In a recent meeting of the House Committee on Oversight and Government Reform, D.C. Delegate Eleanor Holmes Norton (D) told Lanny Breuer, Assistant Attorney General of the Criminal Division within the Justice Department, that it was “extremely embarrassing that Mexico has been as kind to us.” According to Delegate Norton, the U.S. bears primary responsibility for the armed lawlessness of Mexico’s drug cartels. From the Mexican perspective, Delegate Norton argued the U.S. is “essentially shipping down arms to kill my people”. If she were Mexican, she “would have been very, very angry at the Big Kahuna in the north.”
Delegate Norton followed that claim with others, asserting that “nobody in the United States is doing very much to keep thugs from acquiring those guns in the first place,” and that Mr. Breuer “know[s] exactly where [the guns] came from.” Breuer did offer a defense of the Bureau of Alcohol, Tobacco, Firearms and Explosives, asserting that they “are doing an extraordinary job with their resources,” but he largely agreed with her charge that Mexico’s gun problem derives from the U.S. Indeed, in response to a question from Rep. Mike Quigley (D-IL), Breuer stated that “It’s inescapable that a very large percentage of the guns that are in Mexico today do in fact come from the United States.”
The Government Accounting Office disagrees. On June 19, Jess T. Ford, Director of International Affairs and Trade, testified before the House Subcommittee on the Western Hemisphere. Mr. Ford stated that “[it] is impossible to know how many firearms are illegally trafficked into Mexico in a given year.” Of the weapons that have been seized and traced in Mexico over the past five years, the GAO reports that approximately 87% originated in the U.S. That is the basis for the “90 percent” figure quoted by Rep. Quigley.

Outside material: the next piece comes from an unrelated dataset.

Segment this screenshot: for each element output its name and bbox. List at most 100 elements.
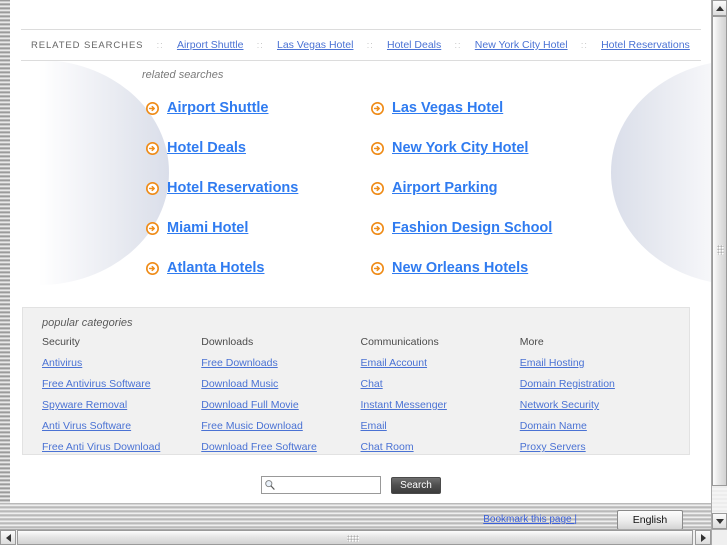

But this number does not mean what Rep. Quigley appears to believe it does. It says nothing about what percentage of guns seized in Mexico actually originated in the U.S., because not all seized guns are traced. The number only shows that Mexican authorities have over the past five years been 87% accurate in their preliminary assessment that a seized weapon may have originated in the U.S. and should be traced through the U.S.’s eTrace system.
And it also says nothing about what percentage of guns in Mexico originated in the U.S. because, as Mr. Ford stated, no one knows how many guns enter Mexico illegally. Figures like “90 percent” sound impressive, but actual numbers are more illustrative and a good deal less intimidating: the number of guns seized in all of Mexico that have been traced back to the U.S., according to the GAO, has ranged from 1,950 in 2006 to 6,700 in 2008.
There are three disconcerting things about this hearing. First, no one involved in the Committee – either witnesses or questioners – appears to have been fully acquainted with the government’s own report on the subject, which directly contradicts their entire interchange. Second, the Committee is drawing on these misconceptions to stir up enmity and anger between the U.S. and Mexico, to accuse the U.S. of facilitating arms trafficking, and to blame the U.S. for Mexico’s cartels. This does no service to U.S. authorities, to vital U.S.-Mexican cooperation, to the reputation of the U.S., or to the facts.
And third, the Committee is giving further credence to the phony “90 percent” statistic, which is part of the public campaign for the “Inter-American Convention Against the Illicit Manufacturing of and Trafficking in Firearms, Ammunition, Explosives, and Other Related Materials.” President Obama has backed the Convention as part of his public outreach to Mexico, but it is a seriously flawed treaty that poses considerable risks to the freedoms of Americans and those of foreign nationals residing in the U.S. The fact that its cause is being advanced by means such as the Committee’s hearing is yet one more strike against it.